The PNAS paper was four years in the making, and Jutras began this research during his post-doctoral fellowship in the lab of Christine Jacobs-Wagner, a Howard Hughes Medical Institute Investigator and professor at Yale University.

"Nowadays, nothing significant in science is accomplished without collaboration," Jutras said. Co-authors on this paper ranged from bench scientists to medical doctors and practicing physicians. Allen Steere, a Harvard doctor who originally identified Lyme disease in the 1970s, assisted Jutras with his research and provided access to patient samples.

This research may provide a new way to diagnose Lyme disease and Lyme arthritis for patients with vague symptoms based on the presence of the cellular component called peptidoglycan in synovial fluid.

The team found peptidoglycan is a major contributor to Lyme arthritis in late-stage Lyme disease patients. Peptidoglycan is an essential component of bacterial cell walls. All bacteria have some form of peptidoglycan, but the form found in the bacteria that causes Lyme, Borrelia burgdorferi, has a unique chemical structure. When the bacteria multiply, they shed peptidoglycan into the extracellular environment, because its genome does not have the appropriate proteins to recycle it back into the cell.

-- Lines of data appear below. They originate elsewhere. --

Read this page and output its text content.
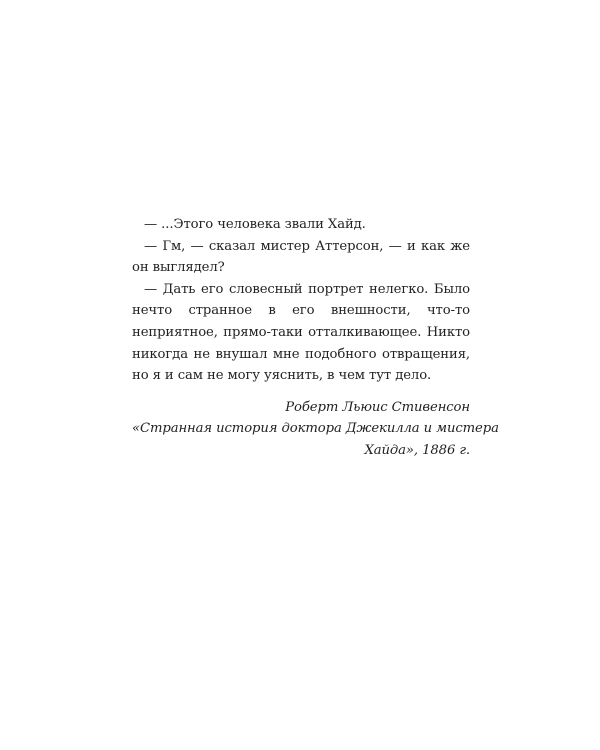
— ...Этого человека звали Хайд.

— Гм, — сказал мистер Аттерсон, — и как же он выглядел?

— Дать его словесный портрет нелегко. Было нечто странное в его внешности, что-то неприятное, прямо-таки отталкивающее. Никто никогда не внушал мне подобного отвращения, но я и сам не могу уяснить, в чем тут дело.

Роберт Льюис Стивенсон
«Странная история доктора Джекилла и мистера
Хайда», 1886 г.
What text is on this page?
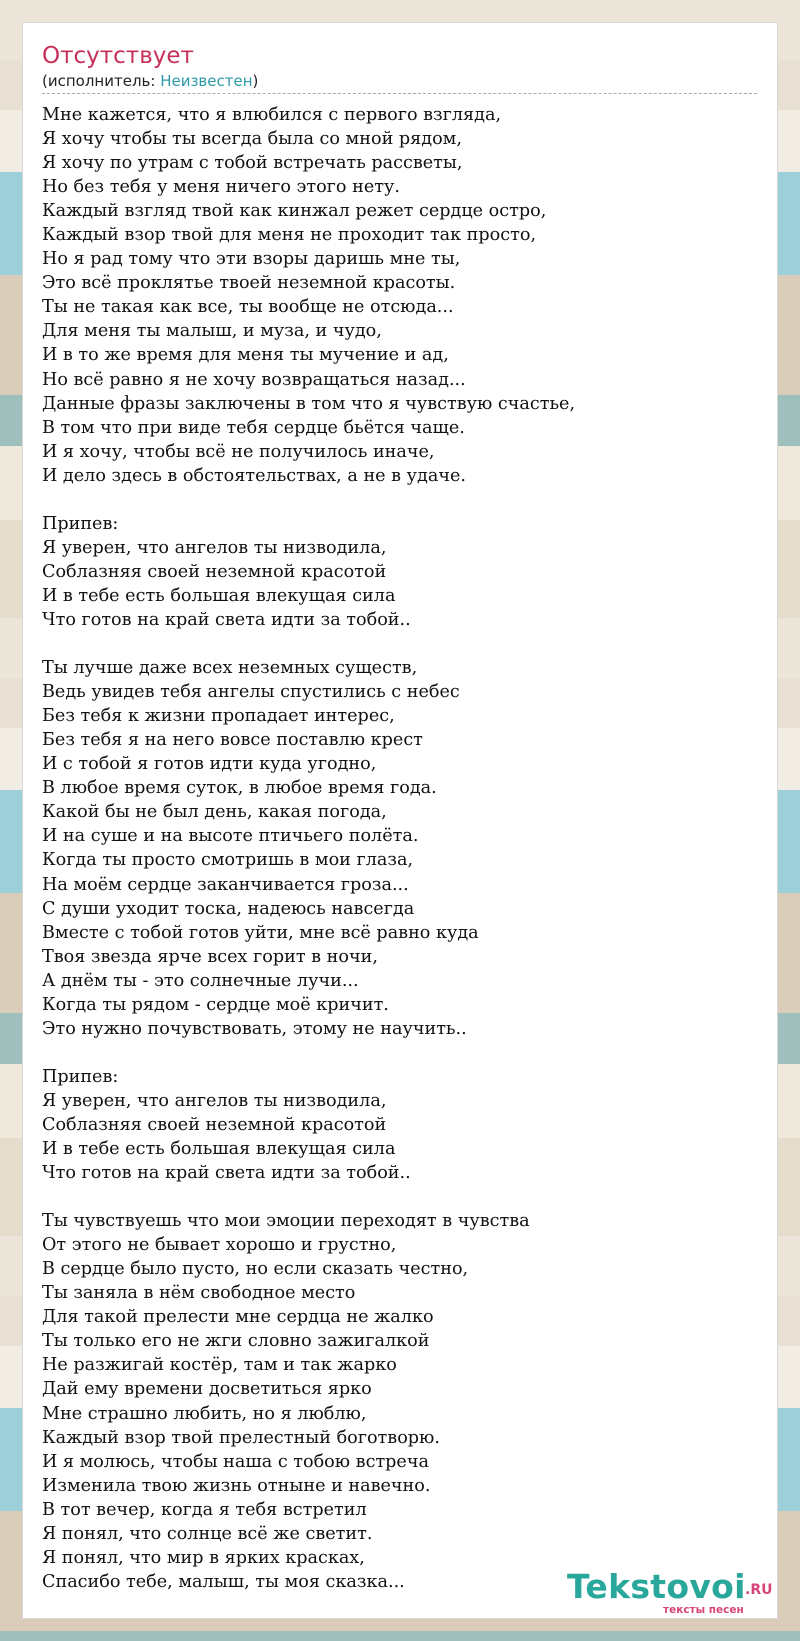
Отсутствует
(исполнитель: Неизвестен)
Мне кажется, что я влюбился с первого взгляда,
Я хочу чтобы ты всегда была со мной рядом,
Я хочу по утрам с тобой встречать рассветы,
Но без тебя у меня ничего этого нету.
Каждый взгляд твой как кинжал режет сердце остро,
Каждый взор твой для меня не проходит так просто,
Но я рад тому что эти взоры даришь мне ты,
Это всё проклятье твоей неземной красоты.
Ты не такая как все, ты вообще не отсюда...
Для меня ты малыш, и муза, и чудо,
И в то же время для меня ты мучение и ад,
Но всё равно я не хочу возвращаться назад...
Данные фразы заключены в том что я чувствую счастье,
В том что при виде тебя сердце бьётся чаще.
И я хочу, чтобы всё не получилось иначе,
И дело здесь в обстоятельствах, а не в удаче.
Припев:
Я уверен, что ангелов ты низводила,
Соблазняя своей неземной красотой
И в тебе есть большая влекущая сила
Что готов на край света идти за тобой..
Ты лучше даже всех неземных существ,
Ведь увидев тебя ангелы спустились с небес
Без тебя к жизни пропадает интерес,
Без тебя я на него вовсе поставлю крест
И с тобой я готов идти куда угодно,
В любое время суток, в любое время года.
Какой бы не был день, какая погода,
И на суше и на высоте птичьего полёта.
Когда ты просто смотришь в мои глаза,
На моём сердце заканчивается гроза...
С души уходит тоска, надеюсь навсегда
Вместе с тобой готов уйти, мне всё равно куда
Твоя звезда ярче всех горит в ночи,
А днём ты - это солнечные лучи...
Когда ты рядом - сердце моё кричит.
Это нужно почувствовать, этому не научить..
Припев:
Я уверен, что ангелов ты низводила,
Соблазняя своей неземной красотой
И в тебе есть большая влекущая сила
Что готов на край света идти за тобой..
Ты чувствуешь что мои эмоции переходят в чувства
От этого не бывает хорошо и грустно,
В сердце было пусто, но если сказать честно,
Ты заняла в нём свободное место
Для такой прелести мне сердца не жалко
Ты только его не жги словно зажигалкой
Не разжигай костёр, там и так жарко
Дай ему времени досветиться ярко
Мне страшно любить, но я люблю,
Каждый взор твой прелестный боготворю.
И я молюсь, чтобы наша с тобою встреча
Изменила твою жизнь отныне и навечно.
В тот вечер, когда я тебя встретил
Я понял, что солнце всё же светит.
Я понял, что мир в ярких красках,
Спасибо тебе, малыш, ты моя сказка...	Tekstovoi .RU
тексты песен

"We can actually detect peptidoglycan in the synovial fluid of the affected, inflamed joints of patients that have all the symptoms of Lyme arthritis but no longer have an obvious, active infection," Jutras said.

Peptidoglycan elicits an inflammatory response and the molecule persists in the synovial fluid, which means that our bodies continue to respond, without mounting a counter response.

Receptors in our immune system sense bacterial products and, depending on the individual's genetic predispositions, may determine how strongly a patient's body reacts to peptidoglycan.

The next phase of Jutras' work is to use methods to destroy the peptidoglycan, or intervene to prevent a response, which could get rid of Lyme disease symptoms. Jutras predicts that with either therapy patients would start recovering sooner.

Clinical samples included in this study were obtained from patients that had confirmed cases of Lyme disease under the guidelines of the CDC, but virtually all did not respond to oral and/or intravenous antibiotic treatment. The presence of peptidoglycan in these patients' synovial fluids may explain why some people experience symptoms of late stage Lyme disease in the absence of an obvious infection. In this case, the usual antibiotic treatments for Lyme disease would no longer be helpful, but this discovery might provide avenues for new treatments.

Members of the Jacobs-Wagner lab purified the peptidoglycan and removed all other bacterial components and asked: Is peptidoglycan all on its own capable of causing arthritis in a mouse model?

Within 24 hours post-injection, mice presented with dramatic joint inflammation, indicating that peptidoglycan can cause arthritis.

Jutras is continuing his research at Virginia Tech on peptidoglycan by more thoroughly studying its chemical composition to determine how it is able to persist in the human body. This will also help further the understanding of how this bacterial product contributes to other manifestations of Lyme disease.

"We are interested in understanding everything associated with how patients respond, how we can prevent that response, and how we could possibly intervene with blocking therapies or therapies that eliminate the molecule entirely," Jutras said.